Brasília – The surplus between the Brazilian inflow and outflow of dollars, up to the 24th of this month, Christmas eve, was US$ 2.152 billion positive, according to the exchange bulletin disclosed today (30) by the Central Bank of Brazil (BC). As the bulletin is published one week later, always on Wednesday, the December exchange flow, with the respective closing for the year, should only be published on January 13th, as tomorrow (31st), a Thursday and the last day of the year, the market will only operate part time.
The partial result for December was guaranteed mainly due to the financial flow (investment in bonds, stock exchanges, transfer abroad of profits and dividends, as well as foreign direct investment). The BC totalled an inflow of US$ 33.120 billion, against an outflow of US$ 29.758 billion, resulting in a surplus of US$ 3.362 billion.

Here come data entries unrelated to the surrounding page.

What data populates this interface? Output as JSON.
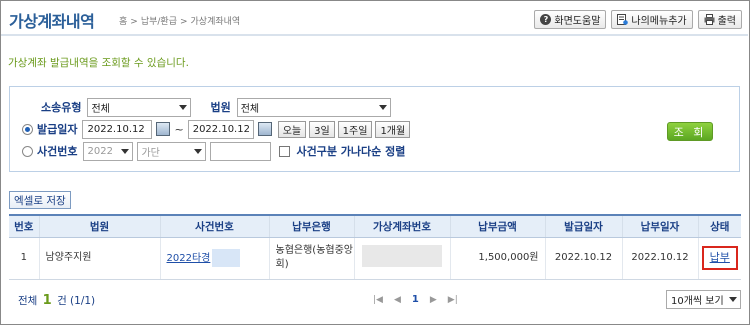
{
  "header": {
    "title": "가상계좌내역",
    "breadcrumb": [
      "홈",
      "납부/환급",
      "가상계좌내역"
    ],
    "buttons": [
      {
        "label": "화면도움말",
        "icon": "help-icon"
      },
      {
        "label": "나의메뉴추가",
        "icon": "add-menu-icon"
      },
      {
        "label": "출력",
        "icon": "print-icon"
      }
    ]
  },
  "description": "가상계좌 발급내역을 조회할 수 있습니다.",
  "search": {
    "send_type_label": "소송유형",
    "send_type_value": "전체",
    "court_label": "법원",
    "court_value": "전체",
    "issue_date_label": "발급일자",
    "date_from": "2022.10.12",
    "date_sep": "~",
    "date_to": "2022.10.12",
    "quick_buttons": [
      "오늘",
      "3일",
      "1주일",
      "1개월"
    ],
    "case_no_label": "사건번호",
    "year_value": "2022",
    "case_type_value": "가단",
    "case_num_value": "",
    "sort_label": "사건구분 가나다순 정렬",
    "query_label": "조 회"
  },
  "excel_button": "엑셀로 저장",
  "table": {
    "headers": [
      "번호",
      "법원",
      "사건번호",
      "납부은행",
      "가상계좌번호",
      "납부금액",
      "발급일자",
      "납부일자",
      "상태"
    ],
    "rows": [
      {
        "no": "1",
        "court": "남양주지원",
        "case_no": "2022타경",
        "bank": "농협은행(농협중앙회)",
        "account": "",
        "amount": "1,500,000원",
        "issue_date": "2022.10.12",
        "pay_date": "2022.10.12",
        "status": "납부"
      }
    ]
  },
  "footer": {
    "total_prefix": "전체",
    "total_count": "1",
    "total_suffix": "건 (1/1)",
    "current_page": "1",
    "per_page": "10개씩 보기"
  }
}
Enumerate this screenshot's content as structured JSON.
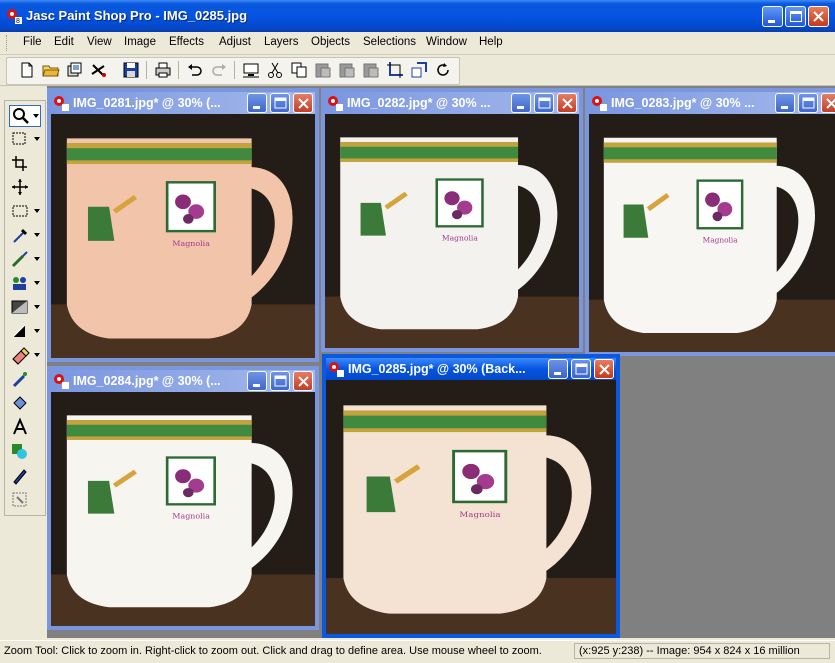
{
  "window": {
    "title": "Jasc Paint Shop Pro - IMG_0285.jpg",
    "buttons": [
      "minimize",
      "maximize",
      "close"
    ],
    "accent": "#0554e3"
  },
  "menu": [
    "File",
    "Edit",
    "View",
    "Image",
    "Effects",
    "Adjust",
    "Layers",
    "Objects",
    "Selections",
    "Window",
    "Help"
  ],
  "toolbar_icons": [
    "new-icon",
    "open-icon",
    "browse-icon",
    "scan-icon",
    "save-icon",
    "print-icon",
    "undo-icon",
    "redo-icon",
    "screen-capture-icon",
    "cut-icon",
    "copy-icon",
    "paste-icon",
    "paste-new-layer-icon",
    "paste-selection-icon",
    "crop-icon",
    "resize-icon",
    "rotate-icon"
  ],
  "tools": [
    "zoom-tool",
    "selection-tool",
    "crop-tool",
    "move-tool",
    "marquee-tool",
    "dropper-tool",
    "paint-brush-tool",
    "clone-tool",
    "gradient-tool",
    "dodge-tool",
    "eraser-tool",
    "picture-tube-tool",
    "fill-tool",
    "text-tool",
    "shape-tool",
    "pen-tool",
    "warp-tool"
  ],
  "documents": [
    {
      "title": "IMG_0281.jpg* @  30% (...",
      "tint": "#f2c5ab"
    },
    {
      "title": "IMG_0282.jpg* @  30% ...",
      "tint": "#f4f2ee"
    },
    {
      "title": "IMG_0283.jpg* @  30% ...",
      "tint": "#f7f6f3"
    },
    {
      "title": "IMG_0284.jpg* @  30% (...",
      "tint": "#f7f5f0"
    },
    {
      "title": "IMG_0285.jpg* @  30% (Back...",
      "tint": "#f4e3d2"
    }
  ],
  "status": {
    "hint": "Zoom Tool: Click to zoom in. Right-click to zoom out. Click and drag to define area. Use mouse wheel to zoom.",
    "info": "(x:925 y:238) -- Image:  954 x 824 x 16 million"
  }
}
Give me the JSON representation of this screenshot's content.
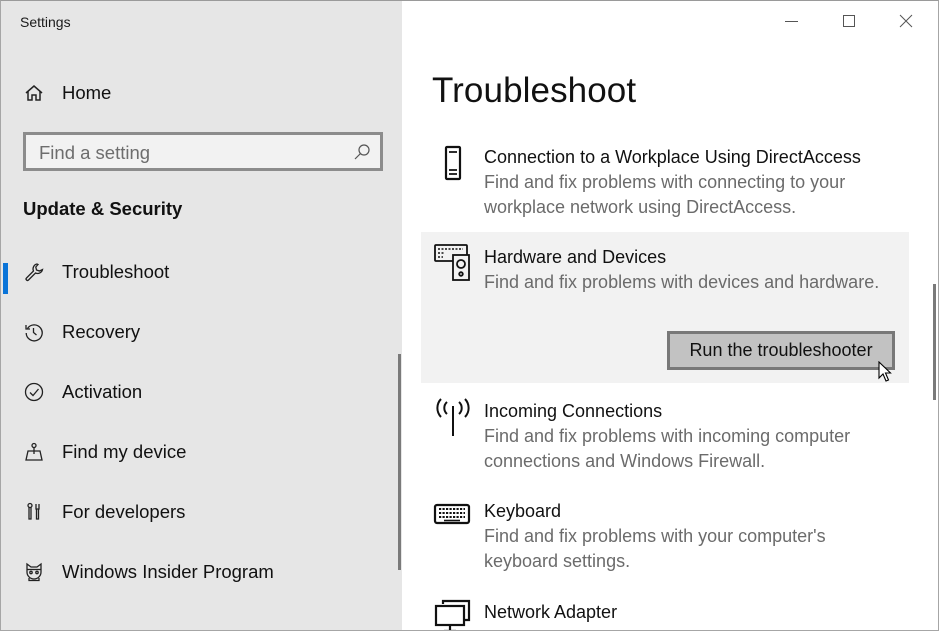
{
  "window": {
    "app_title": "Settings",
    "controls": {
      "minimize_icon": "minimize-icon",
      "maximize_icon": "maximize-icon",
      "close_icon": "close-icon"
    }
  },
  "sidebar": {
    "home_label": "Home",
    "home_icon": "home-icon",
    "search": {
      "placeholder": "Find a setting",
      "value": "",
      "icon": "search-icon"
    },
    "section_heading": "Update & Security",
    "items": [
      {
        "label": "Troubleshoot",
        "icon": "wrench-icon",
        "active": true
      },
      {
        "label": "Recovery",
        "icon": "history-icon",
        "active": false
      },
      {
        "label": "Activation",
        "icon": "check-circle-icon",
        "active": false
      },
      {
        "label": "Find my device",
        "icon": "find-device-icon",
        "active": false
      },
      {
        "label": "For developers",
        "icon": "developer-tools-icon",
        "active": false
      },
      {
        "label": "Windows Insider Program",
        "icon": "insider-ninjacat-icon",
        "active": false
      }
    ],
    "accent_color": "#0a74d8"
  },
  "main": {
    "title": "Troubleshoot",
    "items": [
      {
        "title": "Connection to a Workplace Using DirectAccess",
        "description": "Find and fix problems with connecting to your workplace network using DirectAccess.",
        "icon": "phone-device-icon"
      },
      {
        "title": "Hardware and Devices",
        "description": "Find and fix problems with devices and hardware.",
        "icon": "hardware-devices-icon",
        "selected": true,
        "button_label": "Run the troubleshooter"
      },
      {
        "title": "Incoming Connections",
        "description": "Find and fix problems with incoming computer connections and Windows Firewall.",
        "icon": "antenna-icon"
      },
      {
        "title": "Keyboard",
        "description": "Find and fix problems with your computer's keyboard settings.",
        "icon": "keyboard-icon"
      },
      {
        "title": "Network Adapter",
        "description": "",
        "icon": "network-adapter-icon"
      }
    ]
  }
}
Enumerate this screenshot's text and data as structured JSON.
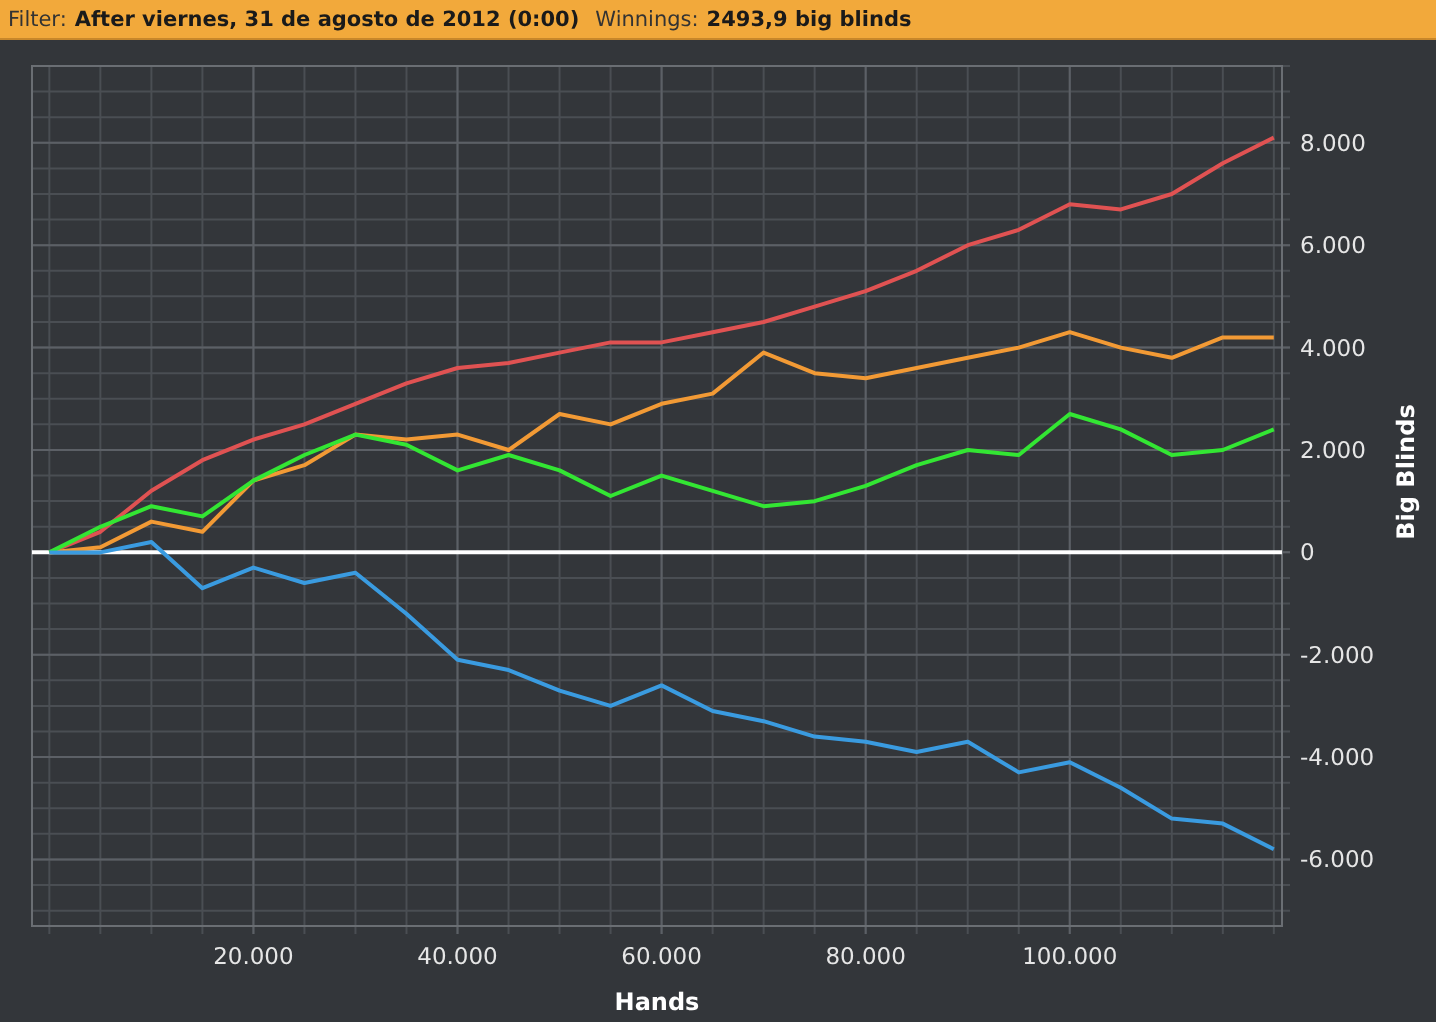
{
  "filter_bar": {
    "filter_label": "Filter:",
    "filter_value": "After viernes, 31 de agosto de 2012 (0:00)",
    "winnings_label": "Winnings:",
    "winnings_value": "2493,9 big blinds"
  },
  "chart": {
    "chart_data": {
      "type": "line",
      "xlabel": "Hands",
      "ylabel": "Big Blinds",
      "x": [
        0,
        5000,
        10000,
        15000,
        20000,
        25000,
        30000,
        35000,
        40000,
        45000,
        50000,
        55000,
        60000,
        65000,
        70000,
        75000,
        80000,
        85000,
        90000,
        95000,
        100000,
        105000,
        110000,
        115000,
        120000
      ],
      "series": [
        {
          "color": "#e05252",
          "values": [
            0,
            400,
            1200,
            1800,
            2200,
            2500,
            2900,
            3300,
            3600,
            3700,
            3900,
            4100,
            4100,
            4300,
            4500,
            4800,
            5100,
            5500,
            6000,
            6300,
            6800,
            6700,
            7000,
            7600,
            8100
          ]
        },
        {
          "color": "#f29a35",
          "values": [
            0,
            100,
            600,
            400,
            1400,
            1700,
            2300,
            2200,
            2300,
            2000,
            2700,
            2500,
            2900,
            3100,
            3900,
            3500,
            3400,
            3600,
            3800,
            4000,
            4300,
            4000,
            3800,
            4200,
            4200
          ]
        },
        {
          "color": "#33e633",
          "values": [
            0,
            500,
            900,
            700,
            1400,
            1900,
            2300,
            2100,
            1600,
            1900,
            1600,
            1100,
            1500,
            1200,
            900,
            1000,
            1300,
            1700,
            2000,
            1900,
            2700,
            2400,
            1900,
            2000,
            2400
          ]
        },
        {
          "color": "#3a9be0",
          "values": [
            0,
            0,
            200,
            -700,
            -300,
            -600,
            -400,
            -1200,
            -2100,
            -2300,
            -2700,
            -3000,
            -2600,
            -3100,
            -3300,
            -3600,
            -3700,
            -3900,
            -3700,
            -4300,
            -4100,
            -4600,
            -5200,
            -5300,
            -5800
          ]
        }
      ],
      "grid": true,
      "xlim": [
        -1700,
        120800
      ],
      "ylim": [
        -7300,
        9500
      ],
      "xticks": [
        {
          "value": 20000,
          "label": "20.000"
        },
        {
          "value": 40000,
          "label": "40.000"
        },
        {
          "value": 60000,
          "label": "60.000"
        },
        {
          "value": 80000,
          "label": "80.000"
        },
        {
          "value": 100000,
          "label": "100.000"
        }
      ],
      "yticks": [
        {
          "value": -6000,
          "label": "-6.000"
        },
        {
          "value": -4000,
          "label": "-4.000"
        },
        {
          "value": -2000,
          "label": "-2.000"
        },
        {
          "value": 0,
          "label": "0"
        },
        {
          "value": 2000,
          "label": "2.000"
        },
        {
          "value": 4000,
          "label": "4.000"
        },
        {
          "value": 6000,
          "label": "6.000"
        },
        {
          "value": 8000,
          "label": "8.000"
        }
      ]
    }
  }
}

The commercial movement generated a negative result, of US$ 1.211 billion in the month, as imports reached US$ 12.501 billion and exports totalled US$ 11.290 billion.
In the accumulated result for the year, the exchange flow is US$ 28.898 billion positive, resulting from a trade surplus of US$ 9.848 billion and a financial surplus of US$ 19.050 billion.
The BC also informed that dollar purchases on the spot market, up to November 24th, expanded foreign currency reserves by US$ 2.927 billion, elevating the country’s reserves to US$ 238.735 billion. Last Monday (28th), international reserves were a little higher, at US$ 238.864 billion.